# Wer kennt die Schöne...



## Padderson (11 Juli 2012)

...aus der Werbung mit dem Schlankheitsmittel formoline L112? Da unterhält sich im Kaffee eine hübsche Blondine mit einer noch hübscheren Brünetten über Figur halten trotz Naschen. Den Namen der Brünetten wüßte ich zu gerne, vielleicht sogar das eine oder andere Bild. 

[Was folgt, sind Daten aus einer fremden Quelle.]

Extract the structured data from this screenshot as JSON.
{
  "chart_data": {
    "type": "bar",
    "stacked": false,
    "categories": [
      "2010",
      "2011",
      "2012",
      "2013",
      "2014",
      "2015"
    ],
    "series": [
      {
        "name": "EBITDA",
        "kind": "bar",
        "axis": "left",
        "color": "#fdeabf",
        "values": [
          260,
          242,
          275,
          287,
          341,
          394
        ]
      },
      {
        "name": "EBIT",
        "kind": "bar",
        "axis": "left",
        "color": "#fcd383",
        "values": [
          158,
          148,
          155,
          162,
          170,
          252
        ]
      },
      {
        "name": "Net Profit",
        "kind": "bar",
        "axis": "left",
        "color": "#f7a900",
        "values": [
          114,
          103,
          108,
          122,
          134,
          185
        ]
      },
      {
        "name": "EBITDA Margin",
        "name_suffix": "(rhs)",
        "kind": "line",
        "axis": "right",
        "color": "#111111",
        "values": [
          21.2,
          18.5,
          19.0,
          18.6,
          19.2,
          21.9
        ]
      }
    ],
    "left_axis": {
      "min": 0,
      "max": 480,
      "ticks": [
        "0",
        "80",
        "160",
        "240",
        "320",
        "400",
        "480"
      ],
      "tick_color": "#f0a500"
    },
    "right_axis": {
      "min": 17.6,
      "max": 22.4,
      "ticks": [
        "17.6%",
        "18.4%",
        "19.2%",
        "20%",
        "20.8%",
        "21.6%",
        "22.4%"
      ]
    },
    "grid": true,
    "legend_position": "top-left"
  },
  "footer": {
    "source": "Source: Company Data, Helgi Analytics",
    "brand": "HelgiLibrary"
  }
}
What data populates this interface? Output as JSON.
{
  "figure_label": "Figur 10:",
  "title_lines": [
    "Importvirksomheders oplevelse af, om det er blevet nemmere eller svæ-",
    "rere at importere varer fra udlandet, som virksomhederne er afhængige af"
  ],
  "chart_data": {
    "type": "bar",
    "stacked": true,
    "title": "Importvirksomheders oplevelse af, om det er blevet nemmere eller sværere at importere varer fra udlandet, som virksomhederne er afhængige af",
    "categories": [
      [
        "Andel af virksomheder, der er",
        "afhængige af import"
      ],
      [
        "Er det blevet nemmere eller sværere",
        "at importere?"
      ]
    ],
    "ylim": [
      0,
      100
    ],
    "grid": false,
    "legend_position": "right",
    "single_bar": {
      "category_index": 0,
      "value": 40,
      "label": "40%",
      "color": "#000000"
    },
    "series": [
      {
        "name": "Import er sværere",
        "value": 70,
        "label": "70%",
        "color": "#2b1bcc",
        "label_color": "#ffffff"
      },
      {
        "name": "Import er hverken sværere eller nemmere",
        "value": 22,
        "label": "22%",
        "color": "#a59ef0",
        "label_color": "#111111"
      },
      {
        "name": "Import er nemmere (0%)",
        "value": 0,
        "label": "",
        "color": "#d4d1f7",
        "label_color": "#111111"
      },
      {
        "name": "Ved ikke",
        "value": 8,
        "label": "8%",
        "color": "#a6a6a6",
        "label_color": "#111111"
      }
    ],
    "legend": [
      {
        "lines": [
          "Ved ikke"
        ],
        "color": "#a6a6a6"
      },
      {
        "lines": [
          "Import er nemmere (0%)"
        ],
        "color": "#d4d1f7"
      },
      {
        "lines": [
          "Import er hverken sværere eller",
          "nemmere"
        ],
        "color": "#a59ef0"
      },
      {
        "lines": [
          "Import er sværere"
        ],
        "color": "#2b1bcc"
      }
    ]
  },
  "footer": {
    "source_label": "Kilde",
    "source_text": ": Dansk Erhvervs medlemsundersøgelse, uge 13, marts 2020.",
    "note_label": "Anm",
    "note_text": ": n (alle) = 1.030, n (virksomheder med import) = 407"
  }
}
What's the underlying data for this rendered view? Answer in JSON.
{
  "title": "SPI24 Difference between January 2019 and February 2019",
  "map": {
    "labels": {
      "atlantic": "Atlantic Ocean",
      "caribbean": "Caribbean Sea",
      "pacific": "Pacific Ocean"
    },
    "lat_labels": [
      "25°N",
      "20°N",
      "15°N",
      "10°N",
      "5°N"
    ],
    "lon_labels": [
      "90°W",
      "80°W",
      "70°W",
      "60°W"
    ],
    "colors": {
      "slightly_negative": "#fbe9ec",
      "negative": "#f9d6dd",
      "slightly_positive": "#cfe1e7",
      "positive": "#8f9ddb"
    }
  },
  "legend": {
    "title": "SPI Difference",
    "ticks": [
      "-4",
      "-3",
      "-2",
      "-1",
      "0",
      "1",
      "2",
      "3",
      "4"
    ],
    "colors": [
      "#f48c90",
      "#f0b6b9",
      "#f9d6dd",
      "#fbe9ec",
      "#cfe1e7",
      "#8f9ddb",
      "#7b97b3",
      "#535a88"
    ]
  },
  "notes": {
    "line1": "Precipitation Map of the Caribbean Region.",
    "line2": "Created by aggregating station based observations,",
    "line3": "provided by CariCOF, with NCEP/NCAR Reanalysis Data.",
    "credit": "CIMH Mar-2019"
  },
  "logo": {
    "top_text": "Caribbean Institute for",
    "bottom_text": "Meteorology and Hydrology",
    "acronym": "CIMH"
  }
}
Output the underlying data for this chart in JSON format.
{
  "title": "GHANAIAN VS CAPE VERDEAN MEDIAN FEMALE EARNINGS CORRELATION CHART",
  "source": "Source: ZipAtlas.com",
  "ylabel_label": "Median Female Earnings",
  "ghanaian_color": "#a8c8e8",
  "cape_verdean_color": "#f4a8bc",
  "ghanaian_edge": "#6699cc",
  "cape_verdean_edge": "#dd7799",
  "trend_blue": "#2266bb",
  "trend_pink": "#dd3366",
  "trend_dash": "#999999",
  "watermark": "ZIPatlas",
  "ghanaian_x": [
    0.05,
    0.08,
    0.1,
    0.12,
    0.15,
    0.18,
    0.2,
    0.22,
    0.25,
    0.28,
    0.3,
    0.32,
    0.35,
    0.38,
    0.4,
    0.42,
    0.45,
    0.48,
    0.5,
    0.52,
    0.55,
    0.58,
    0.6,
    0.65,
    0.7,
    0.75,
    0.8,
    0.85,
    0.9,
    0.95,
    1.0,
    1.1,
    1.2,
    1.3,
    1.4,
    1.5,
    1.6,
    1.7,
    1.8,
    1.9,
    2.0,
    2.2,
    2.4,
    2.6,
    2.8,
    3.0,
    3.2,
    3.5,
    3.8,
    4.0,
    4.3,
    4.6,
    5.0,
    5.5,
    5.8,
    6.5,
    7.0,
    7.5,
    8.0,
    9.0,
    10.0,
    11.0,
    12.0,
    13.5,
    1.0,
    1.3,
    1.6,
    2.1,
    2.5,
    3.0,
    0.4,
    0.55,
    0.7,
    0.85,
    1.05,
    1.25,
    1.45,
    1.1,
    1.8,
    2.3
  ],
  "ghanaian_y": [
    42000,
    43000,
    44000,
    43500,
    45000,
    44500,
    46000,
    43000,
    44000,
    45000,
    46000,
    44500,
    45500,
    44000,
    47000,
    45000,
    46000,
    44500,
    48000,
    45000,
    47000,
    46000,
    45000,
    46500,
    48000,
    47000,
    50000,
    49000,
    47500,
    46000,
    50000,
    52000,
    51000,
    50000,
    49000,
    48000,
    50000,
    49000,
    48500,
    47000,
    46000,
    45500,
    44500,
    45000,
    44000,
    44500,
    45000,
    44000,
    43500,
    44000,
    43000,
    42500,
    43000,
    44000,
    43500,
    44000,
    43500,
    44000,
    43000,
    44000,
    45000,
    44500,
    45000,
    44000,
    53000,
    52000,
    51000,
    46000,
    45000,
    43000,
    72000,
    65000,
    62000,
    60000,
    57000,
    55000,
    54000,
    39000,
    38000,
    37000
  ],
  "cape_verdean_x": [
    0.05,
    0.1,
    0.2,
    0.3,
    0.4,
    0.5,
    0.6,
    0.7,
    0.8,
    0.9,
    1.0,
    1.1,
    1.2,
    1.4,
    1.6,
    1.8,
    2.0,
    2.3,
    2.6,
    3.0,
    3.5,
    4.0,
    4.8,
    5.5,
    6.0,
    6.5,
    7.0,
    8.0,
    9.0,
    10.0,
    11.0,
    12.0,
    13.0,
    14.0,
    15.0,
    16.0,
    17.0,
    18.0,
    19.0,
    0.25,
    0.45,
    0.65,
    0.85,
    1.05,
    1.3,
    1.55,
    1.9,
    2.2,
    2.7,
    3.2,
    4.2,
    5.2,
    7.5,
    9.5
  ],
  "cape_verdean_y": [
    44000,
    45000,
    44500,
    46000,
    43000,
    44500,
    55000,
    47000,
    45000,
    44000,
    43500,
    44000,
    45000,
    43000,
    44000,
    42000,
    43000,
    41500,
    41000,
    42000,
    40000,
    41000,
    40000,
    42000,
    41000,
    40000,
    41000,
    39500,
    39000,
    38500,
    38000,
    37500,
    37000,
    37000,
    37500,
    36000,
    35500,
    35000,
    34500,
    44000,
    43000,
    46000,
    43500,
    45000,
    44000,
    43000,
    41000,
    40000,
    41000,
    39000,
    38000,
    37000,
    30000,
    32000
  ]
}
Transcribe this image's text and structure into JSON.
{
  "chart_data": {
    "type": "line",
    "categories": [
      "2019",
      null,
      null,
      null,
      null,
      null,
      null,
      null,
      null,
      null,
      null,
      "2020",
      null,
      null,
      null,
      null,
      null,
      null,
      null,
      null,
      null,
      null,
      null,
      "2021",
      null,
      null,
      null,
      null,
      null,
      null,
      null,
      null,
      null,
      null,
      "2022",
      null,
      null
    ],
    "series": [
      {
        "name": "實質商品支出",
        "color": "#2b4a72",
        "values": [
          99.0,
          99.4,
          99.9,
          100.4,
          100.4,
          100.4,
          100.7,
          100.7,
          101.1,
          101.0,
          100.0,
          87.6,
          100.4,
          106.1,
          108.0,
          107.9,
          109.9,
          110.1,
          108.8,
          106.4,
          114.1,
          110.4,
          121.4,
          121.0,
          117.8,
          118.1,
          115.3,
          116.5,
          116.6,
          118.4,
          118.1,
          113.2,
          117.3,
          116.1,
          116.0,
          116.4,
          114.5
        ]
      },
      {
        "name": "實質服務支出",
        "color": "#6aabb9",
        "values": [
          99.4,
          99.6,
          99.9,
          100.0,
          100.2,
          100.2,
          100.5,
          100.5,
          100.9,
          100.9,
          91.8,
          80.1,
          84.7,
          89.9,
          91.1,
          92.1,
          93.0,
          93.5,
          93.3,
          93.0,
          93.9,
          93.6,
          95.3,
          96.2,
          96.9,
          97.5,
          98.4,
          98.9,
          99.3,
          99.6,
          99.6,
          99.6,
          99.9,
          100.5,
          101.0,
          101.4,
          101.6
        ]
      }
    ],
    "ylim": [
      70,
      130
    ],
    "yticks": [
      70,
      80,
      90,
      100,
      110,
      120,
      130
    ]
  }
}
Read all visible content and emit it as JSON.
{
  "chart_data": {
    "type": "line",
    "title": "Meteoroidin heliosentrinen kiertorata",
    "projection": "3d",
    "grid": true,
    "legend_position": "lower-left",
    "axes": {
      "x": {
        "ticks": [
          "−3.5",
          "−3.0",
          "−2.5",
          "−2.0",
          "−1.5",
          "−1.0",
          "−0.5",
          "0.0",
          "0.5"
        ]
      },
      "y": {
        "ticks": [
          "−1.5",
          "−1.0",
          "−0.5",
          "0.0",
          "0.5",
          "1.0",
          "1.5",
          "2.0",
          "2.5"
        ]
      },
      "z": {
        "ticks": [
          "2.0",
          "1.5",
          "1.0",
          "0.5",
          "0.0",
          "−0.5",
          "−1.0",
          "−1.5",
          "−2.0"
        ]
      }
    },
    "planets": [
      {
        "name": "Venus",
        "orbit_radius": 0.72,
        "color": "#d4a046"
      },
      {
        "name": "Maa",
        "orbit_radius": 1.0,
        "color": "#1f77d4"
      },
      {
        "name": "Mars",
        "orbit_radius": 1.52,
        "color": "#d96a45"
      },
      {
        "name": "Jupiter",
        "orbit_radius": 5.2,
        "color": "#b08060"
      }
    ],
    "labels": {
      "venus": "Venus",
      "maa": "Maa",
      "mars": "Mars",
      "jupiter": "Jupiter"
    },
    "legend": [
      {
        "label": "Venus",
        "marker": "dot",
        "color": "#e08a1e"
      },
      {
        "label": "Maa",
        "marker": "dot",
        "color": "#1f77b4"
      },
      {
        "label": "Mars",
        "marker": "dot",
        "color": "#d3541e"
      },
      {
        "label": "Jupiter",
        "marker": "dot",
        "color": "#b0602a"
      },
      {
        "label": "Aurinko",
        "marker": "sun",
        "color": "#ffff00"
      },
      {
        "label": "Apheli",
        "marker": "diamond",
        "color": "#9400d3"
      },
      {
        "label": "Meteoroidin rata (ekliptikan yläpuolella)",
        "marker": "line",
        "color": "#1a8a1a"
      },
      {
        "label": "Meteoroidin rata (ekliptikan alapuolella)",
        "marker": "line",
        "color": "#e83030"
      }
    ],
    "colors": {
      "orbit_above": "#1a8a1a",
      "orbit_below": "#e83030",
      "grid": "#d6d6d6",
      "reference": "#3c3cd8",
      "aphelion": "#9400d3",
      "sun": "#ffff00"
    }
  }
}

Vielen Dank für Eure Unterstützung


----------



## TobiasB (11 Juli 2012)

Und was haste davon???


----------



## DER SCHWERE (11 Juli 2012)

hey padderson. 1 hab ich :thumbup:


Karoline von Wilcke



​
mehr bilder HIER http://www.celebboard.net/deutsche-...ilcke-formoline-112-spot-12x.html#post1349878


----------



## Padderson (11 Juli 2012)

genial - :thx:
Von der anderen haste nicht zufällig auch einen Namen oder ein Bild?


----------



## DER SCHWERE (12 Juli 2012)

Noch nicht aber wer weis was das Netz noch hergibt​


----------



## MarkyMark (12 Juli 2012)

Oh, Schwerer...da hätte ich auch was...klinke mich mal frech ein...die schöne Frau aus der aktuellen Duplowerbung an der Haltestelle...im Hintergrund läuft ein französischer Track...weißt du denn auch, wie DIESE Frau heißt? Da fand ich bislang nichts.

PS sorry für´s OT


----------



## Claudia (12 Juli 2012)

MarkyMark schrieb:


> Oh, Schwerer...da hätte ich auch was...klinke mich mal frech ein...die schöne Frau aus der aktuellen Duplowerbung an der Haltestelle...im Hintergrund läuft ein französischer Track...weißt du denn auch, wie DIESE Frau heißt? Da fand ich bislang nichts.
> 
> PS sorry für´s OT



das sollte von *Ben l'oncle Soul - Petite soeur* sein


*
*


----------



## MarkyMark (12 Juli 2012)

happy010 den Track kenn ich Mama, mir gehts um die FRAU in der Werbung happy010


----------